Green light for Johan Sverdrup phase 2 plan

The plan for development and operation (PDO) of the second phase of the Johan Sverdrup field development located offshore Norway was formally approved by Norwegian authorities on Wednesday, May 15.

Trond Bokn, senior vice president for the Johan Sverdrup development in Equinor, received the formal approval of the plan for development and operation from Kjell-Børge Freiberg, Minister of Petroleum and Energy. (Photo: Håkon Fonseca Nordang / Equinor)

Equinor, the operator of the project, said on Wednesday that the approval came on the same day as the construction start of the field’s second processing platform at Aibel’s yard in Haugesund.

Anders Opedal, executive vice president for Technology, Projects and Drilling in Equinor, said: “This is a big day for Equinor and the other Johan Sverdrup partners comprising Lundin Norway, Petoro, Aker BP and Total. Johan Sverdrup is a world-class field that will provide value to its owners and society for 50 years ahead with record-low emissions. This truly marks the beginning of the second development phase.”

The project received broad support in the Storting (Norway’s parliament) on Monday, April 29, and on Wednesday the partnership received the formal approval by the Norwegian Ministry of Petroleum and Energy (MPE).

 

Phase 2 start-up in 2022

 

Johan Sverdrup is the biggest field development on the Norwegian continental shelf since the 1980s. Phase two of the development, with planned start-up in Q4 2022, will increase field production from 440,000 barrels of oil per day to 660,000 barrels per day.

The second development phase has a capital expenditure of NOK 41 billion ($4.7B). In addition to construction of a new processing platform (P2), the development will also include modifications of the riser platform, five subsea systems, and preparations for power supply from shore to the Utsira High in 2022.

The first phase of the Johan Sverdrup development is approaching 90 % finished and production is expected to start in November this year.

Only a year after the drilling platform was completed and sailed away from Haugesund, the construction of another topside is kicked off at the Aibel yard in Haugesund.

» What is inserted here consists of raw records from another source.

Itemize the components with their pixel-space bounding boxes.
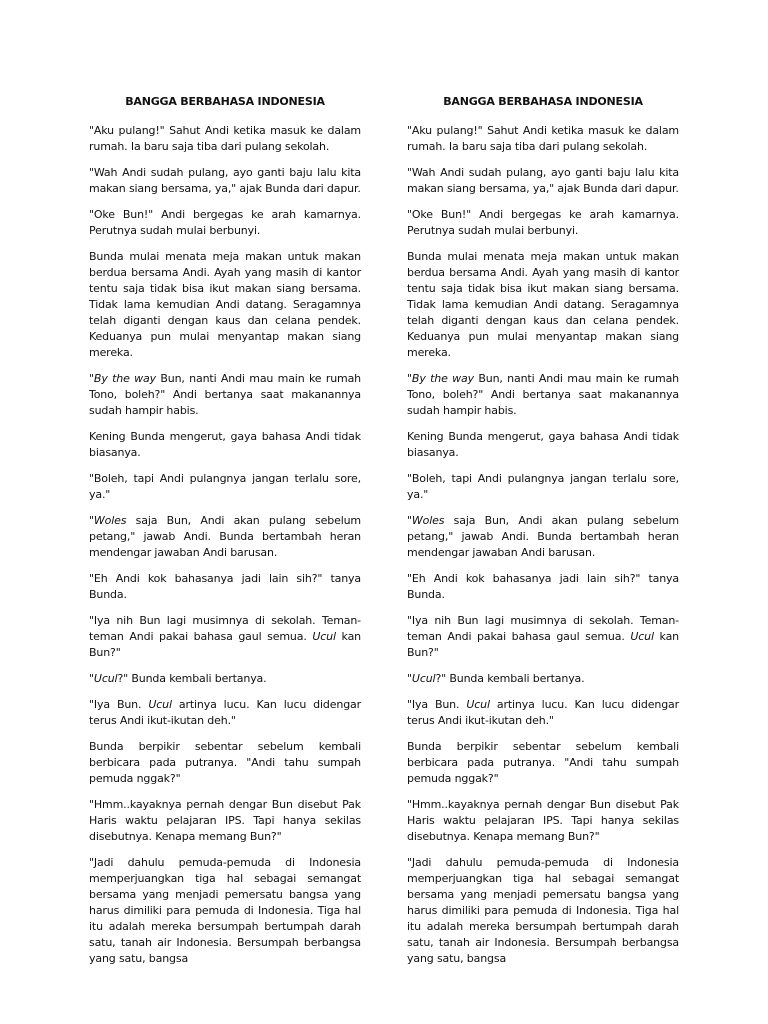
paragraph-text: "Oke Bun!" Andi bergegas ke arah kamarnya. Perutnya sudah mulai berbunyi. bbox=[89, 208, 361, 237]
paragraph-text: Kening Bunda mengerut, gaya bahasa Andi tidak biasanya. bbox=[89, 430, 361, 459]
paragraph-text: "Eh Andi kok bahasanya jadi lain sih?" tanya Bunda. bbox=[407, 572, 679, 601]
italic-term: By the way bbox=[93, 372, 156, 385]
paragraph bbox=[89, 371, 361, 419]
paragraph-text: artinya lucu. Kan lucu didengar terus Andi ikut-ikutan deh." bbox=[407, 698, 679, 727]
paragraph-text: Bun, nanti Andi mau main ke rumah Tono, boleh?" Andi bertanya saat makanannya sudah hampir habis. bbox=[407, 372, 680, 417]
paragraph-text: " bbox=[89, 372, 94, 385]
paragraph-text: "Oke Bun!" Andi bergegas ke arah kamarnya. Perutnya sudah mulai berbunyi. bbox=[407, 208, 679, 237]
italic-term: Ucul bbox=[312, 630, 336, 643]
paragraph-text: Bunda mulai menata meja makan untuk makan berdua bersama Andi. Ayah yang masih di kantor tentu saja tidak bisa ikut makan siang bersama. Tidak lama kemudian Andi datang. Seragamnya telah diganti dengan kaus dan celana pendek. Keduanya pun mulai menyantap makan siang mereka. bbox=[89, 250, 361, 359]
italic-term: Ucul bbox=[93, 672, 118, 685]
paragraph-text: "Hmm..kayaknya pernah dengar Bun disebut Pak Haris waktu pelajaran IPS. Tapi hanya sekilas disebutnya. Kenapa memang Bun?" bbox=[407, 798, 679, 843]
paragraph bbox=[89, 739, 361, 787]
paragraph-text: kan Bun?" bbox=[407, 630, 679, 659]
paragraph-text: Bunda berpikir sebentar sebelum kembali berbicara pada putranya. "Andi tahu sumpah pemuda nggak?" bbox=[407, 740, 679, 785]
paragraph bbox=[89, 697, 361, 729]
paragraph bbox=[407, 613, 679, 661]
paragraph-text: saja Bun, Andi akan pulang sebelum petang," jawab Andi. Bunda bertambah heran mendengar jawaban Andi barusan. bbox=[89, 514, 361, 559]
paragraph-text: ?" Bunda kembali bertanya. bbox=[117, 672, 267, 685]
italic-term: By the way bbox=[411, 372, 474, 385]
paragraph-text: " bbox=[407, 514, 412, 527]
paragraph-text: " bbox=[89, 514, 94, 527]
paragraph bbox=[89, 571, 361, 603]
paragraph-text: "Jadi dahulu pemuda-pemuda di Indonesia memperjuangkan tiga hal sebagai semangat bersama yang menjadi pemersatu bangsa yang harus dimiliki para pemuda di Indonesia. Tiga hal itu adalah mereka bersumpah bertumpah darah satu, tanah air Indonesia. Bersumpah berbangsa yang satu, bangsa bbox=[89, 856, 361, 965]
paragraph bbox=[89, 855, 361, 967]
paragraph-text: "Wah Andi sudah pulang, ayo ganti baju lalu kita makan siang bersama, ya," ajak Bunda dari dapur. bbox=[407, 166, 679, 195]
paragraph-text: " bbox=[407, 672, 412, 685]
paragraph-text: Bunda berpikir sebentar sebelum kembali berbicara pada putranya. "Andi tahu sumpah pemuda nggak?" bbox=[89, 740, 361, 785]
paragraph bbox=[89, 613, 361, 661]
paragraph bbox=[89, 471, 361, 503]
paragraph-text: "Jadi dahulu pemuda-pemuda di Indonesia memperjuangkan tiga hal sebagai semangat bersama yang menjadi pemersatu bangsa yang harus dimiliki para pemuda di Indonesia. Tiga hal itu adalah mereka bersumpah bertumpah darah satu, tanah air Indonesia. Bersumpah berbangsa yang satu, bangsa bbox=[407, 856, 679, 965]
paragraph-text: kan Bun?" bbox=[89, 630, 361, 659]
paragraph-text: " bbox=[89, 672, 94, 685]
italic-term: Ucul bbox=[411, 672, 436, 685]
paragraph bbox=[407, 123, 679, 155]
paragraph-text: "Hmm..kayaknya pernah dengar Bun disebut Pak Haris waktu pelajaran IPS. Tapi hanya sekilas disebutnya. Kenapa memang Bun?" bbox=[89, 798, 361, 843]
document-title: BANGGA BERBAHASA INDONESIA bbox=[125, 95, 325, 108]
document-title: BANGGA BERBAHASA INDONESIA bbox=[443, 95, 643, 108]
italic-term: Woles bbox=[411, 514, 445, 527]
paragraph bbox=[407, 855, 679, 967]
paragraph-text: "Iya nih Bun lagi musimnya di sekolah. Teman-teman Andi pakai bahasa gaul semua. bbox=[407, 614, 679, 643]
paragraph-text: "Iya nih Bun lagi musimnya di sekolah. Teman-teman Andi pakai bahasa gaul semua. bbox=[89, 614, 361, 643]
paragraph bbox=[89, 671, 361, 687]
paragraph bbox=[407, 697, 679, 729]
left-text-column bbox=[89, 94, 361, 977]
paragraph bbox=[89, 249, 361, 361]
italic-term: Woles bbox=[93, 514, 127, 527]
paragraph bbox=[407, 371, 679, 419]
paragraph bbox=[89, 207, 361, 239]
paragraph-list bbox=[89, 123, 361, 967]
italic-term: Ucul bbox=[630, 630, 654, 643]
paragraph bbox=[89, 513, 361, 561]
paragraph bbox=[407, 571, 679, 603]
paragraph bbox=[89, 797, 361, 845]
italic-term: Ucul bbox=[466, 698, 490, 711]
paragraph bbox=[89, 165, 361, 197]
paragraph bbox=[407, 671, 679, 687]
paragraph-text: "Boleh, tapi Andi pulangnya jangan terlalu sore, ya." bbox=[407, 472, 679, 501]
paragraph bbox=[89, 123, 361, 155]
paragraph-text: Kening Bunda mengerut, gaya bahasa Andi tidak biasanya. bbox=[407, 430, 679, 459]
paragraph-text: "Iya Bun. bbox=[407, 698, 467, 711]
paragraph-text: " bbox=[407, 372, 412, 385]
paragraph bbox=[407, 249, 679, 361]
italic-term: Ucul bbox=[148, 698, 172, 711]
paragraph-text: ?" Bunda kembali bertanya. bbox=[435, 672, 585, 685]
paragraph bbox=[407, 207, 679, 239]
paragraph bbox=[407, 165, 679, 197]
paragraph-text: artinya lucu. Kan lucu didengar terus Andi ikut-ikutan deh." bbox=[89, 698, 361, 727]
paragraph-text: "Boleh, tapi Andi pulangnya jangan terlalu sore, ya." bbox=[89, 472, 361, 501]
paragraph bbox=[407, 513, 679, 561]
paragraph bbox=[407, 429, 679, 461]
paragraph-text: "Eh Andi kok bahasanya jadi lain sih?" tanya Bunda. bbox=[89, 572, 361, 601]
paragraph bbox=[407, 797, 679, 845]
paragraph-text: "Iya Bun. bbox=[89, 698, 149, 711]
paragraph-text: saja Bun, Andi akan pulang sebelum petang," jawab Andi. Bunda bertambah heran mendengar jawaban Andi barusan. bbox=[407, 514, 679, 559]
paragraph-text: "Wah Andi sudah pulang, ayo ganti baju lalu kita makan siang bersama, ya," ajak Bunda dari dapur. bbox=[89, 166, 361, 195]
paragraph-list bbox=[407, 123, 679, 967]
paragraph bbox=[407, 739, 679, 787]
paragraph-text: "Aku pulang!" Sahut Andi ketika masuk ke dalam rumah. Ia baru saja tiba dari pulang sekolah. bbox=[407, 124, 679, 153]
paragraph-text: Bunda mulai menata meja makan untuk makan berdua bersama Andi. Ayah yang masih di kantor tentu saja tidak bisa ikut makan siang bersama. Tidak lama kemudian Andi datang. Seragamnya telah diganti dengan kaus dan celana pendek. Keduanya pun mulai menyantap makan siang mereka. bbox=[407, 250, 679, 359]
right-text-column bbox=[407, 94, 679, 977]
paragraph-text: Bun, nanti Andi mau main ke rumah Tono, boleh?" Andi bertanya saat makanannya sudah hampir habis. bbox=[89, 372, 362, 417]
paragraph-text: "Aku pulang!" Sahut Andi ketika masuk ke dalam rumah. Ia baru saja tiba dari pulang sekolah. bbox=[89, 124, 361, 153]
paragraph bbox=[407, 471, 679, 503]
paragraph bbox=[89, 429, 361, 461]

“Johan Sverdrup has played an important role to suppliers and local communities in Norway, including Aibel and Haugesund. With the construction of the second processing platform kicked off here at Aibel’s yard on Risøy, the Johan Sverdrup project will once more become a landmark in Haugesund, which is great,” says Trond Bokn, senior vice president for the Johan Sverdrup development in Equinor.

In the first phase of the Johan Sverdrup development more than 70% of the contracts were awarded to suppliers in Norway. Despite continued strong international competition, the Norwegian share will probably be even higher in the second development phase.

Steel cut for Johan Sverdrup performed by Kjell-Børge Freiberg, Minister of Petroleum and Energy, and Aibel apprentice Hannah Pettersen. (Photo: Håkon Fonseca Nordang)

Sverdrup to contribute to more than 150,000 man-years 

Equinor noted that the contract awarded to Aibel for construction of the second processing platform for Johan Sverdrup will help employ up to 1500 people in Haugesund during the construction phase.

The Agenda Kaupang analysis agency estimates that the Johan Sverdrup field development may contribute to more than 150,000 man-years in Norway in the period 2015-2025.

“Close and good cooperation with our suppliers has been key to the improvements we have seen in the development so far. Bringing considerable experience and expertise into the second construction phase – which we are currently doing on the processing platform – gives us a sound basis for delivering also the next phase safely, with quality and at cost,” says Bokn.

The Johan Sverdrup field is powered from shore, placing it among the oil and gas fields with the lowest CO2 emissions in the world, according to Equinor.

In the second phase the field will also supply shore power to other fields on the Utsira High, including the Edvard Grieg, Gina Krog and Ivar Aasen fields. Emission reductions from Johan Sverdrup alone are estimated at more than 620,000 tonnes of CO2 on average per year, corresponding to annual emissions from 310,000 private cars.